Exhibit 5.2

June 26, 2026
Air Water Ventures Limited
c/o Ogier Global c/o Ogier Global (Cayman) Limited
89 Nexus Way
Camana Bay, Grand Cayman
KY1-9009, Cayman Islands
| Re: | Registration Statement of Air Water Ventures Limited on Form F-4 (Registration No. 333-294998) |
Ladies and Gentlemen:
We have acted as special United States counsel to Air Water Ventures Limited, a Cayman Islands exempted company (“PubCo”), in connection with the preparation and filing of the Registration Statement on Form F-4 originally filed under the Securities Act of 1933, as amended (the “Act”), with the U.S. Securities and Exchange Commission on April 10, 2026 (File No. 333-294998) (as amended, the “Registration Statement”), relating to the registration of warrants to purchase up to 89,977,454 ordinary shares, par value $0.0001 per share, of PubCo, at an assumed exercise price of $1.00 per ordinary share for the purpose of registering such underlying ordinary shares, subject to adjustment (the “PubCo Series A Investor Warrants”), to be issued by PubCo in connection with the proposed business combination (the “Business Combination”) and the related transactions contemplated by the Business Combination Agreement, dated as of August 25, 2025 (as amended, and as may be amended and supplemented, the “Business Combination Agreement”) by and among Inflection Point Acquisition Corp. III, a Cayman Islands exempted company, Air Water Ventures Holdings Limited, a Cayman Islands exempted company (the “Company”), IPCX Merger Sub Limited, a Cayman Islands exempted company, and PubCo.

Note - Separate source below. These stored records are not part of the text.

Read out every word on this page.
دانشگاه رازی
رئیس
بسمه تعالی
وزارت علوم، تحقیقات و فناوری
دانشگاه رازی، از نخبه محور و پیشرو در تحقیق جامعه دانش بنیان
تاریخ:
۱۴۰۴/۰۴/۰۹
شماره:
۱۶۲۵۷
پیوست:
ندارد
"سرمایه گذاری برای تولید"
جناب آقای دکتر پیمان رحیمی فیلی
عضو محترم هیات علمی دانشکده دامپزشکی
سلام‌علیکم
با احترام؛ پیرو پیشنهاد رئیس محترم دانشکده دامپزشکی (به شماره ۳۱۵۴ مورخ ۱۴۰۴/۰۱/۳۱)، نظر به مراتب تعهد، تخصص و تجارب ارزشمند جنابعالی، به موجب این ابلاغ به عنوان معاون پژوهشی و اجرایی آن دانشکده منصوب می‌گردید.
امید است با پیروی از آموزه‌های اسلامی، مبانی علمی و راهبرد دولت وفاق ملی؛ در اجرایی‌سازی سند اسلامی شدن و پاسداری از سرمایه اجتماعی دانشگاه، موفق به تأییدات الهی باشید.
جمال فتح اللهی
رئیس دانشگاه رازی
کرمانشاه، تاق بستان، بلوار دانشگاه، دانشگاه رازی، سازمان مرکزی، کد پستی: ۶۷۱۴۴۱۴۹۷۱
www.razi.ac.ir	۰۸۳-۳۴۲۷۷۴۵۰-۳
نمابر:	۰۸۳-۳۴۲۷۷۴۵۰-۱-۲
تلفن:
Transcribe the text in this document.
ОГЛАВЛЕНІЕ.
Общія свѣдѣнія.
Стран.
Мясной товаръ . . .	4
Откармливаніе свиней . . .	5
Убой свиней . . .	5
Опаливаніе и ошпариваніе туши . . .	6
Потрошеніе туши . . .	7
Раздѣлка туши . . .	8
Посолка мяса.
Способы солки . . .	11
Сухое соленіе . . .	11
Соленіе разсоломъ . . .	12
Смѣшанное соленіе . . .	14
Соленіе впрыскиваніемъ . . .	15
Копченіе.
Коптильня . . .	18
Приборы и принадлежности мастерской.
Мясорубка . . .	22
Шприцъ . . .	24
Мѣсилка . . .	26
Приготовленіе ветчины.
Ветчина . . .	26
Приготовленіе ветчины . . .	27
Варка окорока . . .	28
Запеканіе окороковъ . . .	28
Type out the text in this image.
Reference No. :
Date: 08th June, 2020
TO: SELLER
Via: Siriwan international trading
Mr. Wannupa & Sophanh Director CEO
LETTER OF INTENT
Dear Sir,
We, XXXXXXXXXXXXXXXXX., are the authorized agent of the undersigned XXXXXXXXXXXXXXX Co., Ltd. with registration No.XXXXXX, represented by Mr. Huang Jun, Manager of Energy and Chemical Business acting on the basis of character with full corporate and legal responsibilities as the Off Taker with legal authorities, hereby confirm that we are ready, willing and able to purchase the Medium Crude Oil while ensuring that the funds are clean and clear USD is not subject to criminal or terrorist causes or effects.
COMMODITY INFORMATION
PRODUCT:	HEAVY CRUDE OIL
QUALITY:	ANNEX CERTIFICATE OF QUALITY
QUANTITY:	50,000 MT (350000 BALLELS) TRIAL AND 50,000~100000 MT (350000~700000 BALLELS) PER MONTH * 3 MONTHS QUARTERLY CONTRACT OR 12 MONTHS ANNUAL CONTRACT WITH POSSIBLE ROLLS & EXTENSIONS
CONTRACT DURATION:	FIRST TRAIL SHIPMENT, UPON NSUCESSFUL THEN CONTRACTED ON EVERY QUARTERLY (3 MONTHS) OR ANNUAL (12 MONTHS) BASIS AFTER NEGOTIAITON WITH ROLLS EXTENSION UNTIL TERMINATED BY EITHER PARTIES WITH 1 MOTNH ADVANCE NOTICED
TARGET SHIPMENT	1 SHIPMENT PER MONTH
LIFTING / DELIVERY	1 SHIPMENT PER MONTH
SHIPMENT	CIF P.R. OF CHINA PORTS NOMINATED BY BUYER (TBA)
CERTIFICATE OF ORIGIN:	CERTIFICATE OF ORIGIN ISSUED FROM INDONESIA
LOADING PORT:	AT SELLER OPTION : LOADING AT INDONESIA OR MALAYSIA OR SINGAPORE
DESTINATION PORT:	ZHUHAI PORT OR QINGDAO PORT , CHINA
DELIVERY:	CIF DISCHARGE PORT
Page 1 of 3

In connection with this opinion letter, we have examined originals, or copies certified or otherwise identified to our satisfaction, of (i) the Form of PubCo Series A Investor Warrant, (ii) the Registration Statement and the exhibits thereto, (iii) the Business Combination Agreement, and (iv) such other documents, and we have considered such legal matters as we have deemed necessary and relevant as the basis for the opinion set forth below. With respect to such examination, we have assumed the genuineness of all signatures, the authenticity of all documents submitted to us as originals, the conformity to original documents of all documents submitted to us as reproduced or certified copies, and the authenticity of the originals of those latter documents. As to questions of fact material to this opinion, we have, to the extent deemed appropriate, relied upon certain representations of certain officers and employees of PubCo and the Company. We have also assumed that pursuant to the laws of the Cayman Islands, PubCo is validly existing, has the power to issue the PubCo Series A Investor Warrants, and will issue the PubCo Series A Investor Warrants, and has all requisite legal ability to do so, and that the PubCo Series A Investor Warrants have been duly authorized by all necessary corporate action on the part of PubCo.
| Morgan, Lewis & Bockius llp | ||
| 101 Park Avenue | ||
| New York, NY 10178-0060 | +1.212.309.6000 | |
| United States | +1.212.309.6001 |
Air Water Ventures Limited
June 26, 2026
Page 2
Based upon the foregoing, we are of the opinion that, when issued as described in the Registration Statement, the PubCo Series A Investor Warrants will be legally binding obligations of PubCo except: (a) as enforceability may be limited by bankruptcy, insolvency, reorganization or similar laws affecting creditors’ rights generally and by general equitable principles (regardless of whether enforceability is considered in a proceeding in equity or at law); (b) as enforceability of any indemnification or contribution provision may be limited under the Federal and state securities laws; and (c) that the remedy of specific performance and injunctive and other forms of equitable relief may be subject to the equitable defenses and to the discretion of the court before which any proceeding therefor may be brought.
We are opining solely on the laws of the State of New York. Our opinion is based on these laws as in effect on the date hereof, and we assume no obligation to revise or supplement this opinion should the law be changed by legislative action, judicial decision, or otherwise. We express no opinion as to whether the laws of any other jurisdiction are applicable to the subject matter hereof. We are not rendering any opinion as to compliance with any other international, Federal or state law, rule or regulation relating to securities, or to the sale or issuance thereof.
We hereby consent to the use of this opinion as an exhibit to the Registration Statement, to the use of our name as your counsel, and to all references made to us in the Registration Statement and in the prospectus forming a part thereof. In giving this consent, we do not hereby admit that we are in the category of persons whose consent is required under Section 7 of the Act or the rules and regulations promulgated thereunder.